First create a wordBuffer class which supports the following API:

// Construct it.
wb = new WordBuffer()
// Tell it to be backed by a file, instead of an array.
// If the file is nonempty, it will assume finished writing and that
// the size is the size of the file.
wb.setFileName(file)
// Add a word.  Can only call if haven't finished writing.
wb.add(word)
// Mark done writing.
wb.finishWriting()
// How much is in it?
wb.size
// What file is it backed by?  May be undefined.
wb.filename
// Gets the next word and advances.  May give undefined.
wb.getWord()

With these we can easily define a merge function as follows.

function merge (in1, in2) {
    let out = new WordBuffer();
    if (in1.size   in2.size > 10000000) {
        wb.setFileName(`buffer/${counter}.buf`);
        counter  ;
    }
    let word1 = in1.getWord();
    let word2 = in2.getWord();
    while ((word1 != undefined) && (word2 != undefined)) {
        if (word1 < word2) {
            out.add(word1);
            word1 = in1.getWord();
        }
        else {
            out.add(word2);
            word2 = in2.getWord();
        }
    }
    while (word1 != undefined) {
        out.add(word1);
        word1 = in1.getWord();
    }
    while (word2 != undefined) {
        out.add(word2);
        word1 = in2.getWord();
    }
    out.finishWriting();
    return out;
}

And now for the cascading merge logic.

let chunks = [];
let inWB = new WordBuffer();
inWB.setFileName(inputFile);
let word = inWB.getWord();
while (word != undefined) {
    tmpWB = new WordBuffer();
    tmpWB.add(word);
    tmpWB.finishWriting();
    chunks.push(tmpWB);
    while ((1 < chunks.length) && (chunks[-2].size * 0.8 < chunks[-1].size)) {
        chunks.push(merge(chunks.pop(), chunks.pop()));
    }
}
while (1 < chunks.length) {
    chunks.push(merge(chunks.pop(), chunks.pop()));
}

// And now we can copy from chunks[0] - either read and write,
// or just move the underlying file to where we want the sorted output.

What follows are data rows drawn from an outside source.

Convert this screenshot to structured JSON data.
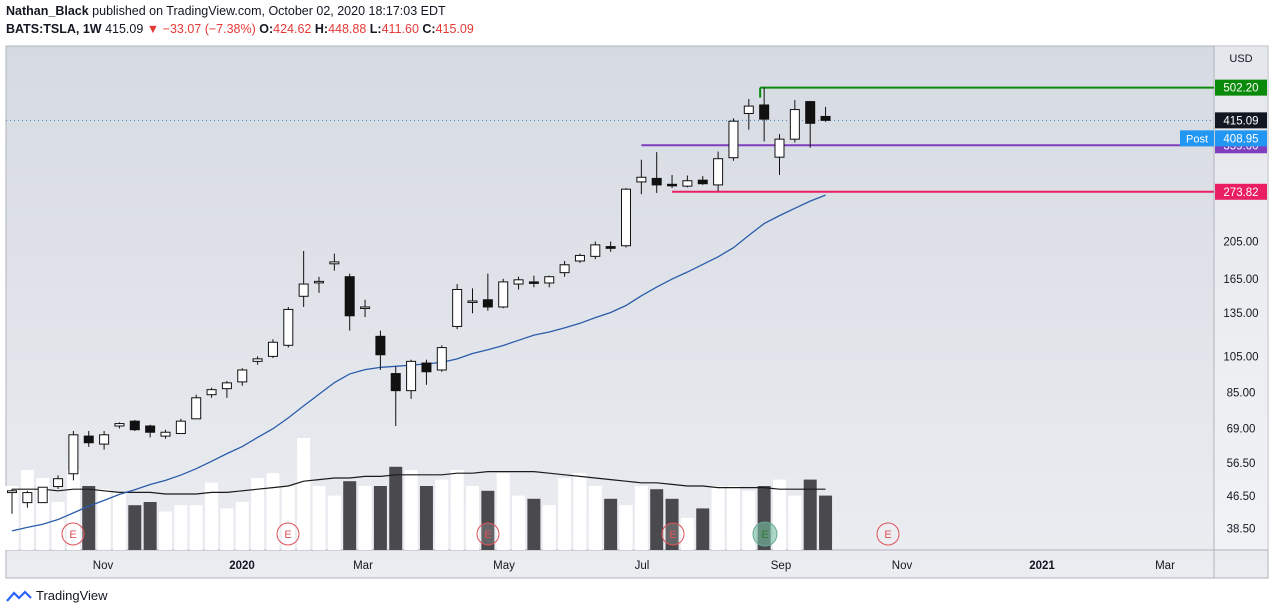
{
  "header": {
    "author": "Nathan_Black",
    "published": "published on TradingView.com, October 02, 2020 18:17:03 EDT",
    "symbol": "BATS:TSLA, 1W",
    "last": "415.09",
    "change": "▼ −33.07 (−7.38%)",
    "o_label": "O:",
    "o": "424.62",
    "h_label": "H:",
    "h": "448.88",
    "l_label": "L:",
    "l": "411.60",
    "c_label": "C:",
    "c": "415.09"
  },
  "footer": {
    "brand": "TradingView"
  },
  "chart_data": {
    "type": "candlestick",
    "currency": "USD",
    "y_scale": "log",
    "ylim": [
      34,
      640
    ],
    "y_ticks": [
      "38.50",
      "46.50",
      "56.50",
      "69.00",
      "85.00",
      "105.00",
      "135.00",
      "165.00",
      "205.00"
    ],
    "x_ticks": [
      "Nov",
      "2020",
      "Mar",
      "May",
      "Jul",
      "Sep",
      "Nov",
      "2021",
      "Mar"
    ],
    "candles": [
      {
        "o": 47.5,
        "h": 48.5,
        "l": 42.0,
        "c": 48.0
      },
      {
        "o": 44.8,
        "h": 48.0,
        "l": 43.5,
        "c": 47.5
      },
      {
        "o": 44.8,
        "h": 49.0,
        "l": 44.8,
        "c": 49.0
      },
      {
        "o": 49.2,
        "h": 52.5,
        "l": 48.5,
        "c": 51.5
      },
      {
        "o": 53.0,
        "h": 68.0,
        "l": 51.0,
        "c": 66.5
      },
      {
        "o": 66.0,
        "h": 68.0,
        "l": 62.0,
        "c": 63.5
      },
      {
        "o": 63.0,
        "h": 68.0,
        "l": 61.0,
        "c": 66.5
      },
      {
        "o": 70.0,
        "h": 71.5,
        "l": 69.0,
        "c": 71.0
      },
      {
        "o": 72.0,
        "h": 72.5,
        "l": 68.0,
        "c": 68.5
      },
      {
        "o": 70.0,
        "h": 70.5,
        "l": 65.5,
        "c": 67.5
      },
      {
        "o": 66.0,
        "h": 68.5,
        "l": 65.0,
        "c": 67.5
      },
      {
        "o": 67.0,
        "h": 73.0,
        "l": 67.0,
        "c": 72.0
      },
      {
        "o": 73.0,
        "h": 84.0,
        "l": 73.0,
        "c": 82.5
      },
      {
        "o": 84.0,
        "h": 87.5,
        "l": 82.5,
        "c": 86.5
      },
      {
        "o": 87.0,
        "h": 91.0,
        "l": 82.5,
        "c": 90.0
      },
      {
        "o": 90.5,
        "h": 98.0,
        "l": 88.5,
        "c": 97.0
      },
      {
        "o": 102.0,
        "h": 105.0,
        "l": 100.0,
        "c": 103.5
      },
      {
        "o": 105.0,
        "h": 116.0,
        "l": 104.0,
        "c": 114.0
      },
      {
        "o": 112.0,
        "h": 140.0,
        "l": 110.5,
        "c": 138.0
      },
      {
        "o": 149.0,
        "h": 194.0,
        "l": 140.0,
        "c": 160.0
      },
      {
        "o": 162.0,
        "h": 167.0,
        "l": 152.0,
        "c": 162.5
      },
      {
        "o": 180.0,
        "h": 191.0,
        "l": 173.0,
        "c": 182.0
      },
      {
        "o": 167.0,
        "h": 170.0,
        "l": 122.0,
        "c": 133.0
      },
      {
        "o": 140.0,
        "h": 146.0,
        "l": 132.0,
        "c": 140.0
      },
      {
        "o": 118.0,
        "h": 122.0,
        "l": 97.0,
        "c": 106.0
      },
      {
        "o": 95.0,
        "h": 99.0,
        "l": 70.0,
        "c": 86.0
      },
      {
        "o": 86.0,
        "h": 103.0,
        "l": 82.0,
        "c": 102.0
      },
      {
        "o": 101.0,
        "h": 103.0,
        "l": 89.0,
        "c": 96.0
      },
      {
        "o": 97.0,
        "h": 112.0,
        "l": 96.0,
        "c": 110.5
      },
      {
        "o": 125.0,
        "h": 160.0,
        "l": 123.0,
        "c": 155.0
      },
      {
        "o": 145.0,
        "h": 156.0,
        "l": 135.0,
        "c": 145.0
      },
      {
        "o": 146.0,
        "h": 170.0,
        "l": 137.0,
        "c": 140.0
      },
      {
        "o": 140.0,
        "h": 165.0,
        "l": 139.0,
        "c": 162.0
      },
      {
        "o": 160.0,
        "h": 167.0,
        "l": 155.0,
        "c": 164.0
      },
      {
        "o": 162.0,
        "h": 168.0,
        "l": 157.0,
        "c": 161.0
      },
      {
        "o": 161.0,
        "h": 168.0,
        "l": 157.0,
        "c": 167.0
      },
      {
        "o": 171.0,
        "h": 183.0,
        "l": 167.0,
        "c": 179.0
      },
      {
        "o": 183.0,
        "h": 191.0,
        "l": 181.0,
        "c": 189.0
      },
      {
        "o": 188.0,
        "h": 205.0,
        "l": 185.0,
        "c": 201.0
      },
      {
        "o": 199.0,
        "h": 205.0,
        "l": 193.0,
        "c": 197.0
      },
      {
        "o": 200.0,
        "h": 280.0,
        "l": 198.0,
        "c": 278.0
      },
      {
        "o": 290.0,
        "h": 330.0,
        "l": 270.0,
        "c": 298.0
      },
      {
        "o": 296.0,
        "h": 345.0,
        "l": 272.0,
        "c": 285.0
      },
      {
        "o": 286.0,
        "h": 302.0,
        "l": 280.0,
        "c": 285.0
      },
      {
        "o": 283.0,
        "h": 301.0,
        "l": 281.0,
        "c": 292.0
      },
      {
        "o": 293.0,
        "h": 300.0,
        "l": 285.0,
        "c": 287.0
      },
      {
        "o": 285.0,
        "h": 346.0,
        "l": 275.0,
        "c": 332.0
      },
      {
        "o": 334.0,
        "h": 420.0,
        "l": 328.0,
        "c": 413.0
      },
      {
        "o": 432.0,
        "h": 470.0,
        "l": 393.0,
        "c": 451.0
      },
      {
        "o": 454.0,
        "h": 502.0,
        "l": 367.0,
        "c": 418.0
      },
      {
        "o": 335.0,
        "h": 383.0,
        "l": 302.0,
        "c": 372.0
      },
      {
        "o": 372.0,
        "h": 467.0,
        "l": 365.0,
        "c": 442.0
      },
      {
        "o": 463.0,
        "h": 465.0,
        "l": 354.0,
        "c": 408.0
      },
      {
        "o": 424.62,
        "h": 448.88,
        "l": 411.6,
        "c": 415.09
      }
    ],
    "ma_20w": [
      38.0,
      38.8,
      39.5,
      40.6,
      42.2,
      43.9,
      45.4,
      47.0,
      48.3,
      49.8,
      51.0,
      52.6,
      54.6,
      57.0,
      59.6,
      62.1,
      65.5,
      68.9,
      73.4,
      78.7,
      84.2,
      90.1,
      94.8,
      97.2,
      98.5,
      99.1,
      99.8,
      100.5,
      101.4,
      103.5,
      106.8,
      109.1,
      111.9,
      115.3,
      118.8,
      121.0,
      124.0,
      127.3,
      131.6,
      135.6,
      141.2,
      149.4,
      157.2,
      164.7,
      171.6,
      179.4,
      187.5,
      197.7,
      212.4,
      227.5,
      238.3,
      248.7,
      259.3,
      268.6
    ],
    "volume": {
      "ymax": 100,
      "values": [
        40,
        50,
        45,
        30,
        50,
        40,
        38,
        36,
        28,
        30,
        24,
        28,
        28,
        42,
        26,
        30,
        45,
        48,
        40,
        70,
        40,
        34,
        43,
        40,
        40,
        52,
        50,
        40,
        44,
        50,
        40,
        37,
        48,
        34,
        32,
        28,
        45,
        48,
        40,
        32,
        28,
        40,
        38,
        32,
        20,
        26,
        40,
        40,
        37,
        40,
        44,
        34,
        44,
        34
      ],
      "ma": [
        38,
        38,
        38,
        37,
        38,
        38,
        37,
        36,
        36,
        36,
        35,
        35,
        35,
        36,
        36,
        37,
        38,
        39,
        40,
        43,
        44,
        45,
        45,
        46,
        46,
        47,
        47,
        47,
        47,
        48,
        48,
        49,
        49,
        49,
        49,
        48,
        47,
        46,
        45,
        44,
        43,
        42,
        42,
        41,
        40,
        40,
        39,
        39,
        39,
        39,
        38,
        38,
        38,
        38
      ]
    },
    "earnings_markers": [
      "E",
      "E",
      "E",
      "E",
      "E"
    ],
    "hlines": [
      {
        "label": "502.20",
        "value": 502.2,
        "color": "#0a8a0a"
      },
      {
        "label": "359.00",
        "value": 359.0,
        "color": "#7e3fbf"
      },
      {
        "label": "273.82",
        "value": 273.82,
        "color": "#e91e63"
      }
    ],
    "price_labels": [
      {
        "label": "415.09",
        "value": 415.09,
        "color": "#131722"
      },
      {
        "label": "408.95",
        "value": 408.95,
        "color": "#2196f3",
        "tag": "Post"
      }
    ]
  }
}
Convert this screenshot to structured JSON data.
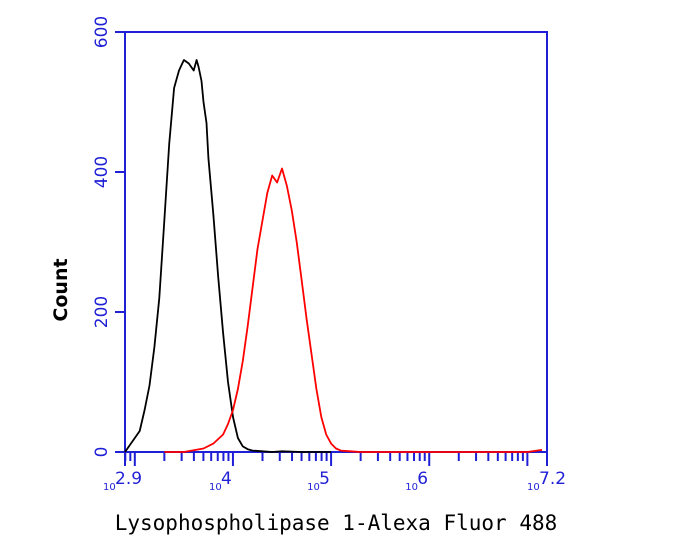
{
  "chart_data": {
    "type": "line",
    "title": "",
    "xlabel": "Lysophospholipase 1-Alexa Fluor 488",
    "ylabel": "Count",
    "x_scale": "log10",
    "xlim": [
      2.9,
      7.2
    ],
    "ylim": [
      0,
      600
    ],
    "x_ticks": [
      {
        "base": "10",
        "exp": "2.9",
        "value": 2.9
      },
      {
        "base": "10",
        "exp": "4",
        "value": 4
      },
      {
        "base": "10",
        "exp": "5",
        "value": 5
      },
      {
        "base": "10",
        "exp": "6",
        "value": 6
      },
      {
        "base": "10",
        "exp": "7.2",
        "value": 7.2
      }
    ],
    "y_ticks": [
      {
        "label": "0",
        "value": 0
      },
      {
        "label": "200",
        "value": 200
      },
      {
        "label": "400",
        "value": 400
      },
      {
        "label": "600",
        "value": 600
      }
    ],
    "grid": false,
    "legend": "none",
    "axis_color": "#1f1fd6",
    "series": [
      {
        "color": "#000000",
        "x": [
          2.9,
          2.95,
          3.0,
          3.05,
          3.1,
          3.15,
          3.2,
          3.25,
          3.3,
          3.35,
          3.4,
          3.45,
          3.5,
          3.55,
          3.6,
          3.63,
          3.65,
          3.68,
          3.7,
          3.73,
          3.75,
          3.8,
          3.85,
          3.9,
          3.95,
          4.0,
          4.05,
          4.1,
          4.15,
          4.2,
          4.3,
          4.4,
          4.5,
          4.7,
          5.0
        ],
        "y": [
          0,
          10,
          20,
          30,
          60,
          95,
          150,
          220,
          330,
          440,
          520,
          545,
          560,
          555,
          545,
          560,
          550,
          530,
          500,
          470,
          420,
          340,
          250,
          170,
          100,
          50,
          20,
          8,
          4,
          2,
          1,
          0,
          1,
          0,
          0
        ]
      },
      {
        "color": "#ff0000",
        "x": [
          3.3,
          3.5,
          3.7,
          3.8,
          3.9,
          3.95,
          4.0,
          4.05,
          4.1,
          4.15,
          4.2,
          4.25,
          4.3,
          4.35,
          4.4,
          4.45,
          4.5,
          4.55,
          4.6,
          4.65,
          4.7,
          4.75,
          4.8,
          4.85,
          4.9,
          4.95,
          5.0,
          5.05,
          5.1,
          5.2,
          5.3,
          5.5,
          6.0,
          7.0,
          7.15
        ],
        "y": [
          0,
          0,
          5,
          12,
          25,
          40,
          60,
          90,
          130,
          180,
          235,
          290,
          330,
          370,
          395,
          385,
          405,
          380,
          345,
          300,
          245,
          190,
          140,
          90,
          50,
          25,
          12,
          5,
          2,
          1,
          0,
          0,
          0,
          0,
          3
        ]
      }
    ]
  }
}
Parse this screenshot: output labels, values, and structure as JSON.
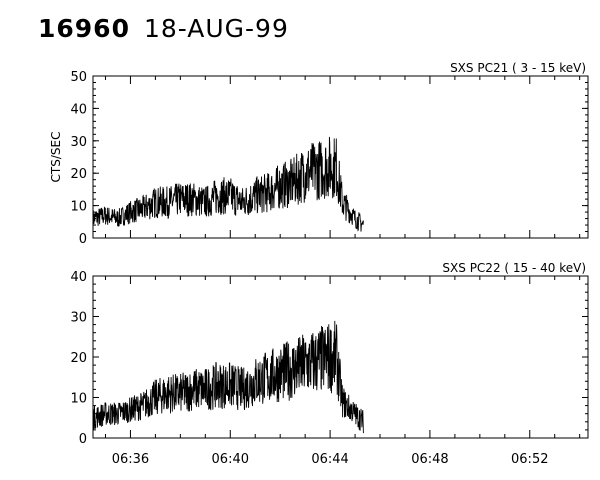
{
  "header": {
    "obs_id": "16960",
    "date": "18-AUG-99"
  },
  "chart_data": [
    {
      "type": "line",
      "title": "SXS PC21  (  3 - 15 keV)",
      "xlabel": "",
      "ylabel": "CTS/SEC",
      "xlim": [
        "06:34:30",
        "06:54:20"
      ],
      "ylim": [
        0,
        50
      ],
      "yticks": [
        "0",
        "10",
        "20",
        "30",
        "40",
        "50"
      ],
      "xticks": [],
      "series": [
        {
          "x": [
            "06:34:30",
            "06:35:00",
            "06:35:30",
            "06:36:00",
            "06:36:30",
            "06:37:00",
            "06:37:30",
            "06:38:00",
            "06:38:30",
            "06:39:00",
            "06:39:30",
            "06:40:00",
            "06:40:30",
            "06:41:00",
            "06:41:30",
            "06:42:00",
            "06:42:30",
            "06:43:00",
            "06:43:30",
            "06:44:00",
            "06:44:15",
            "06:44:30",
            "06:45:00",
            "06:45:20"
          ],
          "y": [
            6,
            7,
            6,
            8,
            9,
            11,
            11,
            12,
            12,
            11,
            13,
            13,
            11,
            13,
            14,
            16,
            17,
            20,
            21,
            22,
            22,
            11,
            6,
            4
          ]
        }
      ]
    },
    {
      "type": "line",
      "title": "SXS PC22  ( 15 - 40 keV)",
      "xlabel": "",
      "ylabel": "",
      "xlim": [
        "06:34:30",
        "06:54:20"
      ],
      "ylim": [
        0,
        40
      ],
      "yticks": [
        "0",
        "10",
        "20",
        "30",
        "40"
      ],
      "xticks": [
        "06:36",
        "06:40",
        "06:44",
        "06:48",
        "06:52"
      ],
      "series": [
        {
          "x": [
            "06:34:30",
            "06:35:00",
            "06:35:30",
            "06:36:00",
            "06:36:30",
            "06:37:00",
            "06:37:30",
            "06:38:00",
            "06:38:30",
            "06:39:00",
            "06:39:30",
            "06:40:00",
            "06:40:30",
            "06:41:00",
            "06:41:30",
            "06:42:00",
            "06:42:30",
            "06:43:00",
            "06:43:30",
            "06:44:00",
            "06:44:15",
            "06:44:30",
            "06:45:00",
            "06:45:20"
          ],
          "y": [
            5,
            6,
            6,
            7,
            8,
            10,
            11,
            11,
            12,
            12,
            13,
            13,
            12,
            14,
            15,
            16,
            17,
            18,
            19,
            20,
            20,
            9,
            6,
            4
          ]
        }
      ]
    }
  ]
}
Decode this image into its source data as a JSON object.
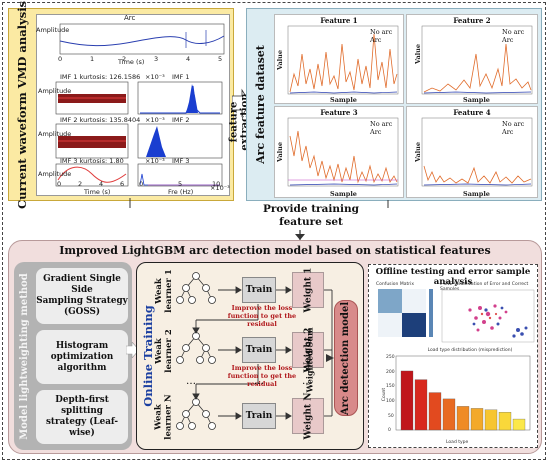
{
  "vmd": {
    "label": "Current waveform VMD analysis",
    "arc_title": "Arc",
    "amp1": "Amplitude",
    "time_label": "Time (s)",
    "imf1_kurtosis": "IMF 1  kurtosis: 126.1586",
    "imf1_right": "IMF 1",
    "imf2_kurtosis": "IMF 2  kurtosis: 135.8404",
    "imf2_right": "IMF 2",
    "imf3_kurtosis": "IMF 3  kurtosis: 1.80",
    "imf3_right": "IMF 3",
    "bottom_time": "Time (s)",
    "bottom_freq": "Fre (Hz)",
    "amp_imf1": "Amplitude",
    "amp_imf2": "Amplitude",
    "amp_imf3": "Amplitude",
    "exp1": "×10⁻³",
    "exp2": "×10⁻³",
    "exp3": "×10⁻³",
    "exp4": "×10⁻³",
    "top_ticks": [
      "0",
      "1",
      "2",
      "3",
      "4",
      "5"
    ],
    "bottom_ticks": [
      "0",
      "2",
      "4",
      "6"
    ],
    "freq_ticks": [
      "0",
      "5",
      "10"
    ]
  },
  "feature_extraction": {
    "line1": "feature",
    "line2": "extraction"
  },
  "dataset": {
    "label": "Arc  feature dataset",
    "features": [
      {
        "title": "Feature 1",
        "xlabel": "Sample",
        "ylabel": "Value"
      },
      {
        "title": "Feature 2",
        "xlabel": "Sample",
        "ylabel": "Value"
      },
      {
        "title": "Feature 3",
        "xlabel": "Sample",
        "ylabel": "Value"
      },
      {
        "title": "Feature 4",
        "xlabel": "Sample",
        "ylabel": "Value"
      }
    ],
    "legend_no_arc": "No arc",
    "legend_arc": "Arc",
    "no_arc_color": "#e06b2a",
    "arc_color": "#2a3fb0"
  },
  "provide_training": {
    "line1": "Provide training",
    "line2": "feature set"
  },
  "lgbm": {
    "title": "Improved LightGBM arc detection model based on statistical features",
    "lightweighting_label": "Model lightweighting method",
    "goss": [
      "Gradient Single Side",
      "Sampling Strategy",
      "(GOSS)"
    ],
    "histogram": [
      "Histogram",
      "optimization",
      "algorithm"
    ],
    "leafwise": [
      "Depth-first splitting",
      "strategy (Leaf-wise)"
    ],
    "online_training": "Online Training",
    "learners": [
      {
        "line1": "Weak",
        "line2": "learner 1",
        "train": "Train",
        "weight": "Weight 1"
      },
      {
        "line1": "Weak",
        "line2": "learner 2",
        "train": "Train",
        "weight": "Weight 2"
      },
      {
        "line1": "Weak",
        "line2": "learner N",
        "train": "Train",
        "weight": "Weight N"
      }
    ],
    "improve": [
      "Improve the loss",
      "function to get the",
      "residual"
    ],
    "ellipsis": "…",
    "weighted_sum": "Weighted Sum",
    "arc_detection_model": "Arc detection model"
  },
  "offline": {
    "title": "Offline testing and error sample analysis",
    "confusion_title": "Confusion Matrix",
    "tsne_title": "t-SNE Visualization of Error and Correct Samples",
    "load_title": "Load type distribution (misprediction)",
    "load_xlabel": "Load type",
    "load_ylabel": "Count",
    "load_values": [
      205,
      175,
      130,
      108,
      82,
      75,
      70,
      62,
      38
    ],
    "load_ymax": 250,
    "load_yticks": [
      "0",
      "50",
      "100",
      "150",
      "200",
      "250"
    ]
  }
}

Note that when I solved this, I found that keeping the temporary files compressed was worth it. The CPU overhead was less than I gained in file I/O. That was some years ago though, so YMMV. I also didn't write this to be async, that would take some thought. And finally, replacing the first few levels of mergesort with the built in library sort would probably be a significant performance boost. (It was for me.)